When your toddler is screaming at you for taking away the crayons they were eating, how resilient is the recognition that your true aim is to love and care for them? It’s easy to forget about being a channel of peace for the world when someone cuts you off in traffic. If someone you love is diagnosed with cancer, does fear and anxiety chase away the calmness and grounded you could otherwise have provided in service them?
The mindset that keeps you present with the most important and challenging moments in life is more likely to be a subtraction than it is a sum.
So when you read Patanjali’s words:
Practice becomes firmly grounded when well attended to for a long time, without break and in all earnestness.
Remember that nobody is keeping score on how much yoga you do.
Mastery necessarily takes time. There is no shortcut to be found, because there isn’t really even a path.

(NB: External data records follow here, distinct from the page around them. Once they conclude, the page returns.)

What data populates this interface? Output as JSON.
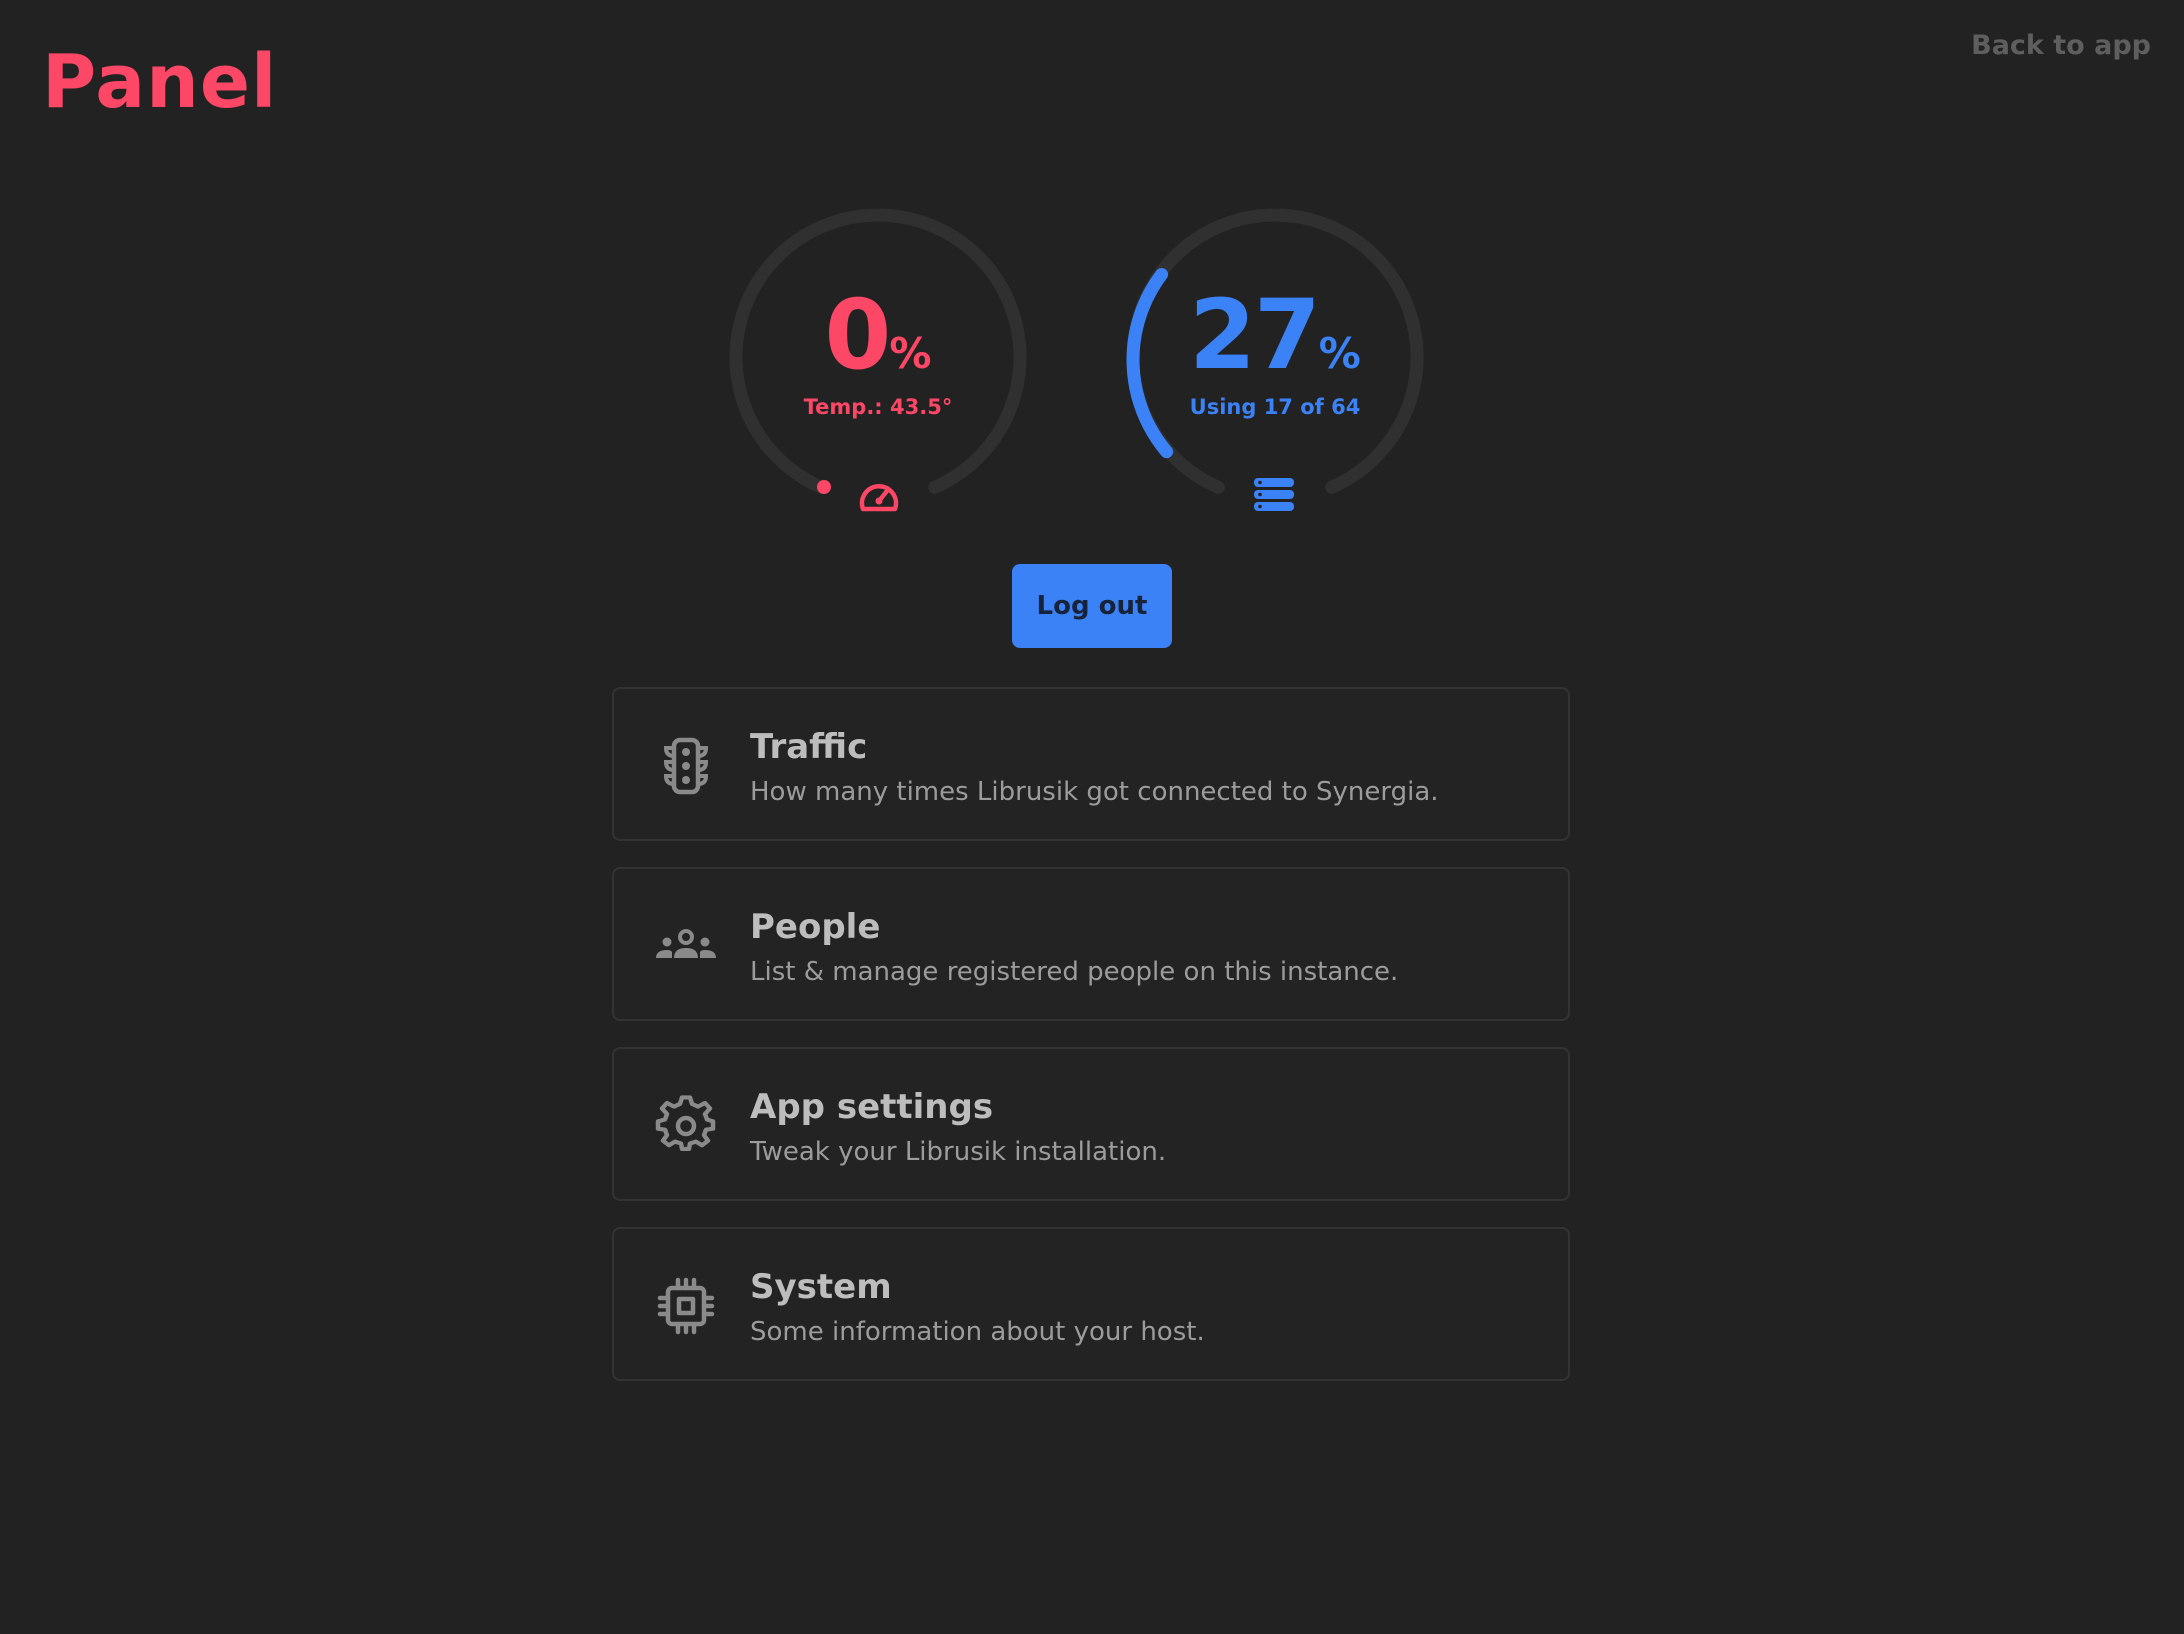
{
  "header": {
    "logo": "Panel",
    "back_link": "Back to app"
  },
  "gauges": {
    "cpu": {
      "value": "0",
      "percent_sign": "%",
      "fraction": 0.0,
      "subtitle": "Temp.: 43.5°",
      "icon": "speedometer-icon",
      "color": "#fc4766"
    },
    "memory": {
      "value": "27",
      "percent_sign": "%",
      "fraction": 0.27,
      "subtitle": "Using 17 of 64",
      "icon": "database-icon",
      "color": "#3b82f6"
    }
  },
  "actions": {
    "logout_label": "Log out"
  },
  "cards": [
    {
      "title": "Traffic",
      "description": "How many times Librusik got connected to Synergia.",
      "icon": "traffic-light-icon"
    },
    {
      "title": "People",
      "description": "List & manage registered people on this instance.",
      "icon": "users-icon"
    },
    {
      "title": "App settings",
      "description": "Tweak your Librusik installation.",
      "icon": "gear-icon"
    },
    {
      "title": "System",
      "description": "Some information about your host.",
      "icon": "cpu-chip-icon"
    }
  ],
  "theme": {
    "background": "#222222",
    "accent_red": "#fc4766",
    "accent_blue": "#3b82f6",
    "track": "#303030"
  }
}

One of my favorite quotes is from author Kahlil Gibran in his work, The Prophet
You are the way and the wayfarer.
Try to think of yourself less as someone practicing yoga, and more just as someone.
The more consistently you choose to show up to that underlying substrate of your human experience, the less your patience will seem like an imposition.
Stop waiting for something to happen, or wishing you were better at life than you seem to be — just start living it.
We work from where we are at, right? If a posture is taking you out of your breath, you back out, adapt the form, and then get back to work.
From that space, in which we can be fully present with the challenges that arise come as they may, is where the roots begin to drive down deep.